Video Researchers Put Words In Obama's Mouth
SEATTLE—Researchers at the University of Washington have created video of President Obama saying something he did not say. Using the former president as a subject, Supasorn Suwajanakorn, Steven M. Seitz and Ira Kemelmacher-Shlizerman synthesized a “high-quality video of him speaking with accurate lip sync, composited into a target video clip.”
They described the process as follows in their article, “Synthesizing Obama: Learning Lip Sync from Audio,” published in this month in ACM Transactions on Graphics:
“Trained on many hours of his weekly address footage, a recurrent neural network learns the mapping from raw audio features to mouth shapes. Given the mouth shape at each time instant, we synthesize high-quality mouth texture, and composite it with proper 3D pose matching to change what he appears to be saying in a target video to match the input audio track. Our approach produces photorealistic results.”
The team said they selected Obama for several reasons, including an “abundance” of publicly available high-definition video footage from his weekly addresses comprising 17 hours and 2 million frames over eight years, plus the consistency of lighting and other production variables as well as the former president’ typically “serious and direct tone.”

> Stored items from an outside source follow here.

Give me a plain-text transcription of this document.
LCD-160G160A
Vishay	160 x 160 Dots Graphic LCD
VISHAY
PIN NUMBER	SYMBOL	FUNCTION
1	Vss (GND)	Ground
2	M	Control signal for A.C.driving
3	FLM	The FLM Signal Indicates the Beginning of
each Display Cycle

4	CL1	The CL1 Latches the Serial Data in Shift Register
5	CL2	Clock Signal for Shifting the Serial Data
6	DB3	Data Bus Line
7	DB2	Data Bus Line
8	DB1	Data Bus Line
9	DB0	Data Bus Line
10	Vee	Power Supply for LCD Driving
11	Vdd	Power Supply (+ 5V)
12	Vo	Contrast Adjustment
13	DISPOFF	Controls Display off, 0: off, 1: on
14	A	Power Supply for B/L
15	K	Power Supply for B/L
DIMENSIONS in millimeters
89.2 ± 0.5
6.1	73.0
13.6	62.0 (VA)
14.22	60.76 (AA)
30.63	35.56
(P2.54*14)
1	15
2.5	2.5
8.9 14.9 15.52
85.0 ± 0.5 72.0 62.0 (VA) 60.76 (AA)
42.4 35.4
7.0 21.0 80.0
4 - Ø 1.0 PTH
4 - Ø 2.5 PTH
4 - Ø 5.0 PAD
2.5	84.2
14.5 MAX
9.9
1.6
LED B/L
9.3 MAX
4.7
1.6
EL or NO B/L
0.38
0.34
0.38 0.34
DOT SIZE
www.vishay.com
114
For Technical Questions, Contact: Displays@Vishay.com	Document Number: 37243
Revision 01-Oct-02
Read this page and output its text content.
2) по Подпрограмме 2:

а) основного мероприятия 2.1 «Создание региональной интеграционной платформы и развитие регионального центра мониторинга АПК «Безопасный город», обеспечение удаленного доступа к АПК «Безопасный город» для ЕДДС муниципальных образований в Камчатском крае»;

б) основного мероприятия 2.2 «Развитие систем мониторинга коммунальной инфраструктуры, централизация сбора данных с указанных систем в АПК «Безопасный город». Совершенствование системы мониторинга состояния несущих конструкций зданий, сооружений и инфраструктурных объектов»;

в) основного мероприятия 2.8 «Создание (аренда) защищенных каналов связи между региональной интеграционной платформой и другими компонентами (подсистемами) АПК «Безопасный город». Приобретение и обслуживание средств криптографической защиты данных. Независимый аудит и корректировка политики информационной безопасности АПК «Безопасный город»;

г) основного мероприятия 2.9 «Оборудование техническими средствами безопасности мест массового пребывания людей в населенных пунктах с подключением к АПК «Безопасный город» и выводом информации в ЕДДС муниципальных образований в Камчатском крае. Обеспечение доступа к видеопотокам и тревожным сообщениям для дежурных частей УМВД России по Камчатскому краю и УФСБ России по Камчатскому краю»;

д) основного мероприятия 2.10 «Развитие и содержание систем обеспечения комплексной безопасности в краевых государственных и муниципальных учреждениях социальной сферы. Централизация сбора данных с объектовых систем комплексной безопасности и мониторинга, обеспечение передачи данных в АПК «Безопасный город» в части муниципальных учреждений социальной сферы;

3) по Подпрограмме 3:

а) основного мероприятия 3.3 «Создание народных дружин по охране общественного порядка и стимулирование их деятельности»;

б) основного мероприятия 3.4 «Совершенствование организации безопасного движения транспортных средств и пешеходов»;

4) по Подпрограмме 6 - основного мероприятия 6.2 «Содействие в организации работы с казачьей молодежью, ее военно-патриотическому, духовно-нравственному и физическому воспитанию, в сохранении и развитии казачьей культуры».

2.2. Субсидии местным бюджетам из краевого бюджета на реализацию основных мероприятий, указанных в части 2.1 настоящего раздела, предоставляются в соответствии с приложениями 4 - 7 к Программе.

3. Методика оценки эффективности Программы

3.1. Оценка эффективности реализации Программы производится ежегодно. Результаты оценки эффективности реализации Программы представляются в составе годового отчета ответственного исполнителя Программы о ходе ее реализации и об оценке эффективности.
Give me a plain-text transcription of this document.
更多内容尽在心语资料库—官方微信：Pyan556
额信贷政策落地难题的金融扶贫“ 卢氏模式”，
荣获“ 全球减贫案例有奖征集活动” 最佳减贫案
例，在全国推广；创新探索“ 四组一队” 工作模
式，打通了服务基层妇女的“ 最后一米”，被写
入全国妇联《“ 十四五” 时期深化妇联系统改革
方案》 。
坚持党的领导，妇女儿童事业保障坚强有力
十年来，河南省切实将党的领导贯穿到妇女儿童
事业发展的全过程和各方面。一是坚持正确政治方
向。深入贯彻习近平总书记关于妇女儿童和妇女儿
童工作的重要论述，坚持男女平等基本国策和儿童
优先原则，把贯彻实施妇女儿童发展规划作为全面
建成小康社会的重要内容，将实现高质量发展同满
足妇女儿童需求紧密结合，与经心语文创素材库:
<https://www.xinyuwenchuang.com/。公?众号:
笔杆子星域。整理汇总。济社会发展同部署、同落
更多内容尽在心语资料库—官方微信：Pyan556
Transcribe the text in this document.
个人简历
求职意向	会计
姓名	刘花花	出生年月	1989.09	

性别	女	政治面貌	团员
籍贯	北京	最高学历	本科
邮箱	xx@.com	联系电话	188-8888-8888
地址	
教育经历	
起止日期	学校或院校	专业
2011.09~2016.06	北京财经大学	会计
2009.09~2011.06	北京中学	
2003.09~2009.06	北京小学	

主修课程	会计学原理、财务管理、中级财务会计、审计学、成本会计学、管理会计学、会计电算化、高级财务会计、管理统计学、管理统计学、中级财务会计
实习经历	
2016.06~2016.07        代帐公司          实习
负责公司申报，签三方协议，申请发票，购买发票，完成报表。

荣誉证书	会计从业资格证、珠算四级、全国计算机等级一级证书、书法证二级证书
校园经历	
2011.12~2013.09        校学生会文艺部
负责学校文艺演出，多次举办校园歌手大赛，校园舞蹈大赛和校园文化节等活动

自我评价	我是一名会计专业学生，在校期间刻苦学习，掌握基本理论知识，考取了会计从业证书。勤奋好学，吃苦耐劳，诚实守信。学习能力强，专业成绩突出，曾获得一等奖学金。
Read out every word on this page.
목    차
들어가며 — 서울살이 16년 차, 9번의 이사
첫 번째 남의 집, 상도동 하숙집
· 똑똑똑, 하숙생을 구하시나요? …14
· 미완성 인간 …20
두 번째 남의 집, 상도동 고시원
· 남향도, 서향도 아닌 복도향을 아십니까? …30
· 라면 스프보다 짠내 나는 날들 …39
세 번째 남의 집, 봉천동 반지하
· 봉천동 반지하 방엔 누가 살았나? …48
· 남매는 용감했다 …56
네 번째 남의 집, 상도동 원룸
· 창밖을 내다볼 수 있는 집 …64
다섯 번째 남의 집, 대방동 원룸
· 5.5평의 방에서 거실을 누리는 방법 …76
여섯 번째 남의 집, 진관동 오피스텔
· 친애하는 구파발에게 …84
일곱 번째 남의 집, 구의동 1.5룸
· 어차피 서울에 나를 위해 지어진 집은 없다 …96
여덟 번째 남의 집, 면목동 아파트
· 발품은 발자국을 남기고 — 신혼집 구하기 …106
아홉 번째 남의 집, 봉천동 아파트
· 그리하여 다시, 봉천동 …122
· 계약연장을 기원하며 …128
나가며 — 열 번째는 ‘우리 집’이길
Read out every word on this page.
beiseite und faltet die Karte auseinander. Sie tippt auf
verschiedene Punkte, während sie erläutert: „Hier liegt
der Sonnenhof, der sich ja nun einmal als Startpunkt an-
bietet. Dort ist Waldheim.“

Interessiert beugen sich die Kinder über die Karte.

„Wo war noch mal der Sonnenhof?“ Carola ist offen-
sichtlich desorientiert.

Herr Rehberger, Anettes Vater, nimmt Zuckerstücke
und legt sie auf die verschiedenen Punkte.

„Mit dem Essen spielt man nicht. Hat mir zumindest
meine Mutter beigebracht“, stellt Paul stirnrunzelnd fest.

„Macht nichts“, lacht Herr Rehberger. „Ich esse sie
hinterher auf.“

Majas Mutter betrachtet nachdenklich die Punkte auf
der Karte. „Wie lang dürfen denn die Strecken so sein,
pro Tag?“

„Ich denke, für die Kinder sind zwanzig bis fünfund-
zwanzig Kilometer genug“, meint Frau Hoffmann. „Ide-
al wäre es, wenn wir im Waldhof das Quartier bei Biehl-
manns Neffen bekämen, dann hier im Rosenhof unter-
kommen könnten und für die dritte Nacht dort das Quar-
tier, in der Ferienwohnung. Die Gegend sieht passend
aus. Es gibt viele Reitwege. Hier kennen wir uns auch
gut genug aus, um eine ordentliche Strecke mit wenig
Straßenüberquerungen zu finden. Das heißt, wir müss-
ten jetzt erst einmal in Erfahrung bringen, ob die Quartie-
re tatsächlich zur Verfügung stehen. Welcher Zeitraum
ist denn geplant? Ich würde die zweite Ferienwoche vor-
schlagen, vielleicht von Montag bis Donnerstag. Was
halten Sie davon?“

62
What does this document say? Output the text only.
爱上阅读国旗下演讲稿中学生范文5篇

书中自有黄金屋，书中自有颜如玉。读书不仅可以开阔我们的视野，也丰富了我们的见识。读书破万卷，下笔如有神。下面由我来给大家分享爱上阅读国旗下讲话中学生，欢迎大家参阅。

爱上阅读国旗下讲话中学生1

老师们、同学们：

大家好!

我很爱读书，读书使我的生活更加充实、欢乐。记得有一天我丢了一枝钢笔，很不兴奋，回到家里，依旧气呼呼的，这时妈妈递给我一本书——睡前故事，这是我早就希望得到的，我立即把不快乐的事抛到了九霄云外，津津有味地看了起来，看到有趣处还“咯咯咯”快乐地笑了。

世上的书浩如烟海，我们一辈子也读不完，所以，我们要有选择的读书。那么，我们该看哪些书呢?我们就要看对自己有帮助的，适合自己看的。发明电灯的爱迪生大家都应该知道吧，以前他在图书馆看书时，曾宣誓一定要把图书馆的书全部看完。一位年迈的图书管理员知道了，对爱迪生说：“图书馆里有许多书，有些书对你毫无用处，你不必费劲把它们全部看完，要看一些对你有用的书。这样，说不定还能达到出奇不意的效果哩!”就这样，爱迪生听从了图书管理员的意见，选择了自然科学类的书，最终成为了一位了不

Creating an otherwise realistic lip-sync “due in part to the technical challenge of mapping from a one-dimensional signal to a 3D time-varying image, but also due to the fact that humans are extremely attuned to subtle details in the mouth region; many previous attempts at simulating talking heads have produced results that look uncanny.”
Implications for actual fake news notwithstanding, the researchers said the technology could have beneficial applications in the way of reducing transmission bandwidth, creating video synthesis that enables lip-reading from audio, and affecting avatars in special effects and games.
The researchers also prepared a presentation for SIGGRAPH 2017.